Question

A baker contains water up to a height ${{h}_{1}}$ and kerosene up to a height ${{h}_{2}}$ above water so that the total height of (water $+$ kerosene) is $\left( {{h}_{1}}+{{h}_{2}} \right)$. Refractive index of water is ${{\mu }_{1}}$ and that of kerosene is ${{\mu }_{2}}$. The apparent shift in the position of the bottom of the beaker when viewed from above is:
$\begin{aligned} & \text{A}\text{. }\left( 1-\dfrac{1}{{{\mu }_{1}}} \right){{h}_{1}}+\left( 1-\dfrac{1}{{{\mu }_{2}}} \right){{h}_{2}} \\\ & \text{B}\text{. }\left( 1+\dfrac{1}{{{\mu }_{1}}} \right){{h}_{2}}-\left( 1+\dfrac{1}{{{\mu }_{2}}} \right){{h}_{1}} \\\ & \text{C}\text{. }\left( 1-\dfrac{1}{{{\mu }_{1}}} \right){{h}_{2}}+\left( 1-\dfrac{1}{{{\mu }_{2}}} \right){{h}_{1}} \\\ & \text{D}\text{. }\left( 1+\dfrac{1}{{{\mu }_{1}}} \right){{h}_{1}}-\left( 1+\dfrac{1}{{{\mu }_{2}}} \right){{h}_{2}} \\\ \end{aligned}$

Answer 1

Here we will use the concept of refraction and the apparent shift to find the solution to this question.
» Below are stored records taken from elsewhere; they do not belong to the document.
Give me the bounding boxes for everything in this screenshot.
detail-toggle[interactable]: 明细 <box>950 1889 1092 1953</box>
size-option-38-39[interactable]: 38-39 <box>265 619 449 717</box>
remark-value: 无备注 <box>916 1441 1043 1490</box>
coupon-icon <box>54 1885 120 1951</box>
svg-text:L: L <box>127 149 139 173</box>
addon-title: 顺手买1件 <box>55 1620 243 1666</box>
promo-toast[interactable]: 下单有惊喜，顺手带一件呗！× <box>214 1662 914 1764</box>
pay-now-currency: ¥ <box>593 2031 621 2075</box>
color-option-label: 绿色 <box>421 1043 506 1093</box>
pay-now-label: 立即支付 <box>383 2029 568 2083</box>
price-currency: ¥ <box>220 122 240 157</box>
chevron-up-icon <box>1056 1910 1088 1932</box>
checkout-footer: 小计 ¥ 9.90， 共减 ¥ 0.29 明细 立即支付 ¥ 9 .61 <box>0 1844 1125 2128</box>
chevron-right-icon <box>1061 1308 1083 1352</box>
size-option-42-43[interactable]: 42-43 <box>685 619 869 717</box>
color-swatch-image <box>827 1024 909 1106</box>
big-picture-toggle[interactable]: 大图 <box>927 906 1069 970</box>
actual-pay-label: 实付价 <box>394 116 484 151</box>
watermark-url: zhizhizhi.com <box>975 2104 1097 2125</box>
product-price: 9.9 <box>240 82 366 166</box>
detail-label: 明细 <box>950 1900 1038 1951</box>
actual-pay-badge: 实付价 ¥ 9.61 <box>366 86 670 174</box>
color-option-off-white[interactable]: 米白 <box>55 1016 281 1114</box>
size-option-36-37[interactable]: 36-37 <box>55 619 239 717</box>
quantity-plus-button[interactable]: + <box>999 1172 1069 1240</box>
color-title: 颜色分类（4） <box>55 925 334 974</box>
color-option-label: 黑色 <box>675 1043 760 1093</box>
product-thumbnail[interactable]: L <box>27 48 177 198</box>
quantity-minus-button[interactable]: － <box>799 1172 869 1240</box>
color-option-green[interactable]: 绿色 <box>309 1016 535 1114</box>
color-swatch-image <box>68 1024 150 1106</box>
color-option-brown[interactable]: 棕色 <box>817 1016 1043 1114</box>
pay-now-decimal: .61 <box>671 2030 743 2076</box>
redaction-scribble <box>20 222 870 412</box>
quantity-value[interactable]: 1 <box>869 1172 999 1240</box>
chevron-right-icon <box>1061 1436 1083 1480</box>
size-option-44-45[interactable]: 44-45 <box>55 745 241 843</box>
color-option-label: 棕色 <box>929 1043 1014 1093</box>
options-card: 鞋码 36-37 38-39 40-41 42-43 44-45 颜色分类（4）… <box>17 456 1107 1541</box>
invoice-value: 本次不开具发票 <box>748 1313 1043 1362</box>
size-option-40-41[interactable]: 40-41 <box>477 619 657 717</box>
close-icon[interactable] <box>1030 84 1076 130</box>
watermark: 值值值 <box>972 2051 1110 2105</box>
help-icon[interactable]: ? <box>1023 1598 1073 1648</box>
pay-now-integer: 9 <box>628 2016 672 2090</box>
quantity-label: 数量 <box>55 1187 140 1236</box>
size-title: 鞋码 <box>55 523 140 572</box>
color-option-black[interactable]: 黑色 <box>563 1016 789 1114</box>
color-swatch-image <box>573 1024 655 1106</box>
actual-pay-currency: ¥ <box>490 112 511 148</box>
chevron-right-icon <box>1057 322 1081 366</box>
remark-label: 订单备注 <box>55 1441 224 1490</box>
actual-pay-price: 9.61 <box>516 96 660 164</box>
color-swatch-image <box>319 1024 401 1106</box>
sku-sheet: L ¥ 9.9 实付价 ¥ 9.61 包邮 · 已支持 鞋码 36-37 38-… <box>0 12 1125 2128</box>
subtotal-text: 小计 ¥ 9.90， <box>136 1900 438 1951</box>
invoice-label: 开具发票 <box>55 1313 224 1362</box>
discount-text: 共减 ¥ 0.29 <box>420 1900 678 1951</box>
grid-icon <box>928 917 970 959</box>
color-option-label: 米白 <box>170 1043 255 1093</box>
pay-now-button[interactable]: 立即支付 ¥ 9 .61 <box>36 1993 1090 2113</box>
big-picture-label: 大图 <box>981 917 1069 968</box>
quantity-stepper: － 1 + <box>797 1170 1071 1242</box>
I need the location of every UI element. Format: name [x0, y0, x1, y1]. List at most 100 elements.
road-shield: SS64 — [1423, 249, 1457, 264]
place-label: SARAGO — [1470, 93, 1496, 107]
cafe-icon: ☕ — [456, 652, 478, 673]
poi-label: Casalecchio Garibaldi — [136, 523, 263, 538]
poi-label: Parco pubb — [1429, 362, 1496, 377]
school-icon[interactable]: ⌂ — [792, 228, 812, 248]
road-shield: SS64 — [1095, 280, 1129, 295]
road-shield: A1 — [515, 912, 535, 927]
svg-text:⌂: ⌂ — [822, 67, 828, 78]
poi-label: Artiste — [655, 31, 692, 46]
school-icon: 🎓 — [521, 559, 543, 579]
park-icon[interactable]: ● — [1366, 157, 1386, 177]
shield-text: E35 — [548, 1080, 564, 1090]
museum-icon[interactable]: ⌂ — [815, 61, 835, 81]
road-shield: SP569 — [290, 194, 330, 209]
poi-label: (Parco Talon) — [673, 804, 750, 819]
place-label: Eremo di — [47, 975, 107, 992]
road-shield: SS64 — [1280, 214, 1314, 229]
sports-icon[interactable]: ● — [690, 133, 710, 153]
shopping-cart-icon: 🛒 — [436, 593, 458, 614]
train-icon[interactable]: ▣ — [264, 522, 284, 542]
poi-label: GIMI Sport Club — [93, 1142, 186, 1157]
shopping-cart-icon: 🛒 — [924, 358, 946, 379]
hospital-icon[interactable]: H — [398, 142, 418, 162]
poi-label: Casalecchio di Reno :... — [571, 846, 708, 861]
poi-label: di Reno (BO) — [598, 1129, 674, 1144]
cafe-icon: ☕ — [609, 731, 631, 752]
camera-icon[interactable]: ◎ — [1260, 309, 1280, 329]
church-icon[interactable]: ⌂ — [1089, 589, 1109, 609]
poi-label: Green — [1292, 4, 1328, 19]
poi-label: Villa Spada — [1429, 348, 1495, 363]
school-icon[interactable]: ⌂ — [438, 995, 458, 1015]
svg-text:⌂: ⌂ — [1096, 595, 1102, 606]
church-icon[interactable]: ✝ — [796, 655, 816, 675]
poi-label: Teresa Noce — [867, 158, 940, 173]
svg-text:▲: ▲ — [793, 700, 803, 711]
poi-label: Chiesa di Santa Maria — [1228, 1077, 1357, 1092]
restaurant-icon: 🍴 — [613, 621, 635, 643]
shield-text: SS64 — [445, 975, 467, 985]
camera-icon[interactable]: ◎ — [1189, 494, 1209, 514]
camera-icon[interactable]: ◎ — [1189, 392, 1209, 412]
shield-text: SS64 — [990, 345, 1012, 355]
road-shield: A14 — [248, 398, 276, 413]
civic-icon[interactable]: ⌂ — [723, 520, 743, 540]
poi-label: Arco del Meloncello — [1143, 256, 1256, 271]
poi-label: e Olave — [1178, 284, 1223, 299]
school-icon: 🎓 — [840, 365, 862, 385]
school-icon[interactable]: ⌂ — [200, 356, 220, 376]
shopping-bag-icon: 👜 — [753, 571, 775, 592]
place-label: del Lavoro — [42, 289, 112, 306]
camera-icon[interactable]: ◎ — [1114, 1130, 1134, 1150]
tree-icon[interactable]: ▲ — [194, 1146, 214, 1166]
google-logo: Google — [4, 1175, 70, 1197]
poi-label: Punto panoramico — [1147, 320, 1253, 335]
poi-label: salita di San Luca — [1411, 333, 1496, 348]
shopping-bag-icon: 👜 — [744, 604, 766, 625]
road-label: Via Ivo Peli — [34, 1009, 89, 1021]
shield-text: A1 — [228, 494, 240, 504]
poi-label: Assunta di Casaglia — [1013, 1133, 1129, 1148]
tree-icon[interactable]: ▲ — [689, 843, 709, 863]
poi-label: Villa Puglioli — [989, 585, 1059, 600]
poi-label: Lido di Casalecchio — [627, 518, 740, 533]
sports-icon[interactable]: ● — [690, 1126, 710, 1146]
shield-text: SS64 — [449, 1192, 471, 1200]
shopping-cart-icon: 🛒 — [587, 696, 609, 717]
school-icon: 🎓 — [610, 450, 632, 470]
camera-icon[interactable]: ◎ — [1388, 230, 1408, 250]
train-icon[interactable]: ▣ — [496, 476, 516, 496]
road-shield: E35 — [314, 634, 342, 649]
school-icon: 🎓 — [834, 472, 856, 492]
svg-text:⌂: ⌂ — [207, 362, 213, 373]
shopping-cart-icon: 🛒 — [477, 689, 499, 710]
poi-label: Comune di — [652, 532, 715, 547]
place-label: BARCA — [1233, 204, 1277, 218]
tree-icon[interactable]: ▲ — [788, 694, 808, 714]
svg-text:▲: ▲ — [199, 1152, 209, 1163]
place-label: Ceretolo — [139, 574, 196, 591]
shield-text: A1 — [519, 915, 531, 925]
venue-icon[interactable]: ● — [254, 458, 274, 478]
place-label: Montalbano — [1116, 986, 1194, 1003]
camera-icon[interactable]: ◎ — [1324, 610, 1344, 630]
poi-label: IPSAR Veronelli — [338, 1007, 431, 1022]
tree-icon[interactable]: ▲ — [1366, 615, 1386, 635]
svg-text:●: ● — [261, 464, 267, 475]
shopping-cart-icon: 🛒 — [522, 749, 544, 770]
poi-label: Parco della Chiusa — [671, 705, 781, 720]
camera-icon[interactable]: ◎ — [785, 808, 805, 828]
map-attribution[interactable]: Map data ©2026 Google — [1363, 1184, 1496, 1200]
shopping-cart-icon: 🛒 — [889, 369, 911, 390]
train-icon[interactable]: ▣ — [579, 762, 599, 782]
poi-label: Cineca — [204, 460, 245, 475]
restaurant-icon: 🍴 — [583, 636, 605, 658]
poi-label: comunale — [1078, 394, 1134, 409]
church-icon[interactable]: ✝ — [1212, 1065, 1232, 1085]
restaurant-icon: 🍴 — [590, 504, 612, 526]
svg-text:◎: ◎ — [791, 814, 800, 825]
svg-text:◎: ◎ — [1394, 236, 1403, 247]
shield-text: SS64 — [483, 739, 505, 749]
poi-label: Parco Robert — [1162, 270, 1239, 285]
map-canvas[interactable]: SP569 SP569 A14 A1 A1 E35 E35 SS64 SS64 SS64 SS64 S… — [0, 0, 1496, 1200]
Obtain the expression for apparent shift and find the required values for both the medium. The total apparent shift will be due to the apparent shift of both the medium.

Complete answer:
Apparent shift or the normal shift can be defined as the shift in the position of an object along the normal during refraction.
Consider a medium A that has a refractive index of ${{n}_{1}}$ and depth or height t is surrounded by another medium B of refractive index ${{n}_{2}}$. Assuming medium A is denser than the medium B, the apparent shift can be given as,
$AS=t\left( 1-\dfrac{{{n}_{2}}}{{{n}_{1}}} \right)$
Given in the question, in a beaker the height of water is ${{h}_{1}}$ and the height of kerosene above the water is ${{h}_{2}}$.
The refractive index of water is ${{\mu }_{1}}$ and the refractive index of kerosene is ${{\mu }_{2}}$.
So, the apparent shift of the bottom of the beaker is the total apparent shift due to the water and the kerosene.
The apparent shift of the bottom of the beaker due to the water will be,
$A{{S}_{w}}={{h}_{1}}\left( 1-\dfrac{1}{{{\mu }_{1}}} \right)$
The apparent shift of the bottom of the beaker due to kerosene is,
$A{{S}_{k}}={{h}_{2}}\left( 1-\dfrac{1}{{{\mu }_{2}}} \right)$
The total apparent shift will be,
$\begin{aligned} & AS=A{{S}_{w}}+A{{S}_{k}} \\\ & AS={{h}_{1}}\left( 1-\dfrac{1}{{{\mu }_{1}}} \right)+{{h}_{2}}\left( 1-\dfrac{1}{{{\mu }_{2}}} \right) \\\ \end{aligned}$
So, the total apparent shift of the bottom of the beaker will be, ${{h}_{1}}\left( 1-\dfrac{1}{{{\mu }_{1}}} \right)+{{h}_{2}}\left( 1-\dfrac{1}{{{\mu }_{2}}} \right)$.

The correct option is (B).

Note:
In the above solution we have found out the apparent shift of the medium with respect to air because we are observing the system from air. The refractive index of air can be expressed as unity or $\mu =1$.